Monday, February 28, 2011

Flat-Lining Through Mortality?

Without a trace of melancholy, Pastor Dow's widow gushed excitedly to my mother, "I want to know what he's doing!"

The minister who married my parents received his eternal reward just after Christmas, at the age of 85. He and his wife, Mim, had spent their ministry serving throughout New England, including the coastal Maine congregation in Sedgwick where my Mom was raised, in the stately white church overlooking the village.

He had been a preacher from the old school, Pastor Dow, who lived and breathed his pastoral calling. Always studying, always memorizing, always visiting, always with a smile on his face, quick to encourage and loathe to despair, seemingly insatiable in his thirst for knowledge, wisdom, and faithfulness in all things Godly.

Just getting by on a retired pastor's pension in suburban Boston, a part of the country whose cost of living has become outrageously expensive, hardly seemed grievous enough a cause to move away. Besides, even in retirement, their own pastor valued his contributions to the small but faithful flock. Helping in worship services, leading prayers, teaching the children's Bible lesson; it's debatable whether the Dows ever actually retired at all.

Being diagnosed with cancer didn't seem to perturb Pastor Dow either, or Mim. The disease and its treatments posed grave prospects, yet little cause for angst, since they trusted implicitly in God's sovereignty. When my mother talked to them about it on the phone, they treated his cancer as a nuisance at worst, and at best, a gateway for Heaven.

Just Inside the Eastern Gate

So even when he died just before the New Year, his wife and daughters hardly seemed capable of mustering the requisite distress to mourn his passing. Indeed, Pastor Dow himself had gotten in the habit of advising his loved ones that if he passed away before them, he'd meet them "just inside the Eastern Gate." As if we were all booked on an exclusive vacation package, but we didn't know the date our ticket had stamped on it. If you get to go first, or I do, here's where we'll meet up. Like you'd do at a tourist icon in Paris or London.

It was in this vein of expectancy, certainty, and inevitability, then, that Mim exclaimed to my mother recently her wonderment at what her husband must be doing up in Heaven.

"I want to know what he's doing!"

Is he greeting family members and loved ones who had gone on before him? Organizing reunions of the Saints Triumphant from churches he'd pastored through the years? Meeting those who, unbeknownst to him, came to Christ through his ministry?

Or might he still be at the feet of Jesus, even two months into his eternal reward, spellbound with awe at His indescribable majesty?
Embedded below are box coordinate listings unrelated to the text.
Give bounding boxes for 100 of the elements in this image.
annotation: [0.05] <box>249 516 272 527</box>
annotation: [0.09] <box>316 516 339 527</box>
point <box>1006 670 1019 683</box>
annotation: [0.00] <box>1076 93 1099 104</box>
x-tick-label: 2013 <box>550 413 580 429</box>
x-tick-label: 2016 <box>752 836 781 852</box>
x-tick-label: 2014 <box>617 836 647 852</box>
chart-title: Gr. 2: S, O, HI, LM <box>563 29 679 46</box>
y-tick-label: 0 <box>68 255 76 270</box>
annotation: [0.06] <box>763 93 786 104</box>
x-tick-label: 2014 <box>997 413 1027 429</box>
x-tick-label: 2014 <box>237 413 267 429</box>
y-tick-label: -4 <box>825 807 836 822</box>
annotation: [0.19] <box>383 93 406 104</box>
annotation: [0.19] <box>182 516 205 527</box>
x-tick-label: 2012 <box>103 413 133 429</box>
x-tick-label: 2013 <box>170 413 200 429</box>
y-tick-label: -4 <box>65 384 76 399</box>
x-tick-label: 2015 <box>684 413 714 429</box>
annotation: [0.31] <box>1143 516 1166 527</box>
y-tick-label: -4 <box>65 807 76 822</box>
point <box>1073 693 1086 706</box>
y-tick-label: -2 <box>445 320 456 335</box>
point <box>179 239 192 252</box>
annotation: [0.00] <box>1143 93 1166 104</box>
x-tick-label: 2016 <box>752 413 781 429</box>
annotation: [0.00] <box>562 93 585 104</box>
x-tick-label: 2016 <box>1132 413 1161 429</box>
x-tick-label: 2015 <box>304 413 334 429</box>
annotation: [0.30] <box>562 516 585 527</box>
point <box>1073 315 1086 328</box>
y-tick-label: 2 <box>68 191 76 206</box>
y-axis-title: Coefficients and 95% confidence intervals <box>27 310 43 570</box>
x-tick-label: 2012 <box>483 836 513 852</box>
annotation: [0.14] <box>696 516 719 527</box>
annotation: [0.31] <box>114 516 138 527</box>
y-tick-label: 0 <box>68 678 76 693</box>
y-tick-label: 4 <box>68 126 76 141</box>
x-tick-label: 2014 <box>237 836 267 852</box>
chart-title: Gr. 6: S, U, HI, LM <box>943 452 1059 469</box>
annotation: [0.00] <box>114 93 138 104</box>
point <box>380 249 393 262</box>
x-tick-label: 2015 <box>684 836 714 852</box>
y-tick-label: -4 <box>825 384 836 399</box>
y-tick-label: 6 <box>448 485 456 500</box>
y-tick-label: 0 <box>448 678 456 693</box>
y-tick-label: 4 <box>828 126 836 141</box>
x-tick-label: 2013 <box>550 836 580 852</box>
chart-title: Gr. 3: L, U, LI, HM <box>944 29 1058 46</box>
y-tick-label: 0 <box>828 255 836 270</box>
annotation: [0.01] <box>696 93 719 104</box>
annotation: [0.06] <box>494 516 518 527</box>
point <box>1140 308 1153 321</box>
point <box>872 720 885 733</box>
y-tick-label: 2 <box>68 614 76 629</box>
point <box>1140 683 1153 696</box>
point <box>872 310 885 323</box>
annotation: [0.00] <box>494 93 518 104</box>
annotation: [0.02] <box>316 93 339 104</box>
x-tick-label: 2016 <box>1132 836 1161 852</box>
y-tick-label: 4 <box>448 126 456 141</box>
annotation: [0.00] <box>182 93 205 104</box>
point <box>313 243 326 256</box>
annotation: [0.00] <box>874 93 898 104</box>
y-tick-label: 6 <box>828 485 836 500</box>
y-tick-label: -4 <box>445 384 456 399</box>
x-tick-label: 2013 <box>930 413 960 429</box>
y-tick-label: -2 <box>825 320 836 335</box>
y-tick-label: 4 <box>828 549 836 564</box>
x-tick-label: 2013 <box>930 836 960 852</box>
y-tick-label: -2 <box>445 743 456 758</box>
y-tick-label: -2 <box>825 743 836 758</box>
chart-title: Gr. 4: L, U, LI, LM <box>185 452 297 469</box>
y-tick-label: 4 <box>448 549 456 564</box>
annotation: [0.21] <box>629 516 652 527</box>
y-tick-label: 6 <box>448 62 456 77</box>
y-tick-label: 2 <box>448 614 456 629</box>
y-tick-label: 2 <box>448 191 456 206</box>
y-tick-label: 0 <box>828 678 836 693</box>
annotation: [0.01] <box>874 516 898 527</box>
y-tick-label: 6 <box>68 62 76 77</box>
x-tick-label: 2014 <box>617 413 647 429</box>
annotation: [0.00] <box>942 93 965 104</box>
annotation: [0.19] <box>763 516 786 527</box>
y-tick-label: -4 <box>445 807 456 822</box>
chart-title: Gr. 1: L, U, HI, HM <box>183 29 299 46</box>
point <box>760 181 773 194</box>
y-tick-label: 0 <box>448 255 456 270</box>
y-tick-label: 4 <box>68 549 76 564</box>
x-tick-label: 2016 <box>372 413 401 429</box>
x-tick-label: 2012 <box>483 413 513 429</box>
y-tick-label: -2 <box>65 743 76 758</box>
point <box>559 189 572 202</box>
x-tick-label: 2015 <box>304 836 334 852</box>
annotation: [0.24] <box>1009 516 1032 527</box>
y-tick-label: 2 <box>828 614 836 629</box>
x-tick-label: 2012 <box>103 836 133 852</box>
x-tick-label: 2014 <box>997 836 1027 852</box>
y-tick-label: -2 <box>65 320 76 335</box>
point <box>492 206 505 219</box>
Whatever Pastor Dow is doing at this moment in Heaven, we know theoretically that it pales in comparison to what even he, with all the expectancy and anticipation he'd exhibited throughout his lifetime for eternity, could have imagined. And Mim knows this. Beyond the pale lies glorious reality that defies mortal description, yet her thirst for her own reward - an almost literal thirst - cannot be quenched. The energy and desire emoted in the way she asked her question told my Mom that the promise of Heaven is as real to her as it could possibly be. Maybe now even moreso.

Yet, how real is it to you and me?

I Want to Want to Know

Sure, when we're at a loss for words at the funeral of a saint we knew was bound for Heaven, sometimes we fall into a hollow, churchy hypothetical conversation, pondering about what they're doing now. But we do so more out of wistful remembrance of the dearly departed, instead of an insatiable desire to join with those who have reached the farthest shore.

We're still too tied down here on Earth, with our aspirations, and even our anxieties. For us, Heaven can wait. Twenty-first century America is what we know.

We've got money to earn, families to raise, new things to purchase, employers to impress, and even a yard to mow and laundry that needs to get washed. Our lives are lived by clocks and phone calls, text messages and flight schedules. We operate on a horizontal plane, with a few blips upward on Sundays or when a crisis strikes. If you're anything like me, we're mostly flat-lining our way through mortality.

Except Mim.

Not that she's decided to cloister herself off from humanity and bide her time alone in a room, so caught up in the heavenlies that she's no Earthly good. And not even that she doesn't miss her husband terribly, and reminisce about sweeter days in his company.

Instead, for the Dows, Heaven's glories have been a palatable, even pungent mirage, shimmering just above the desert heat of human travail, of which they've experienced their share. Yet for all of the complications and rationalizations we busy post-modern believers can make of theology, theirs has been an incessant, childlike trust in God.

But childlike isn't really an adjective we Christian adults like, is it? Who wants to have their faith described as "childlike?" Doesn't that sound too immature and uneducated? Unsophisticated, unproven, unbalanced, and irresponsible?

Sometimes I wonder, though, who the more immature Christian is.

The one who marginalizes the literal glory of our Heavenly Father, or the one who basks in its promise?

I don't know about you, but I want to want to know what Pastor Dow is doing.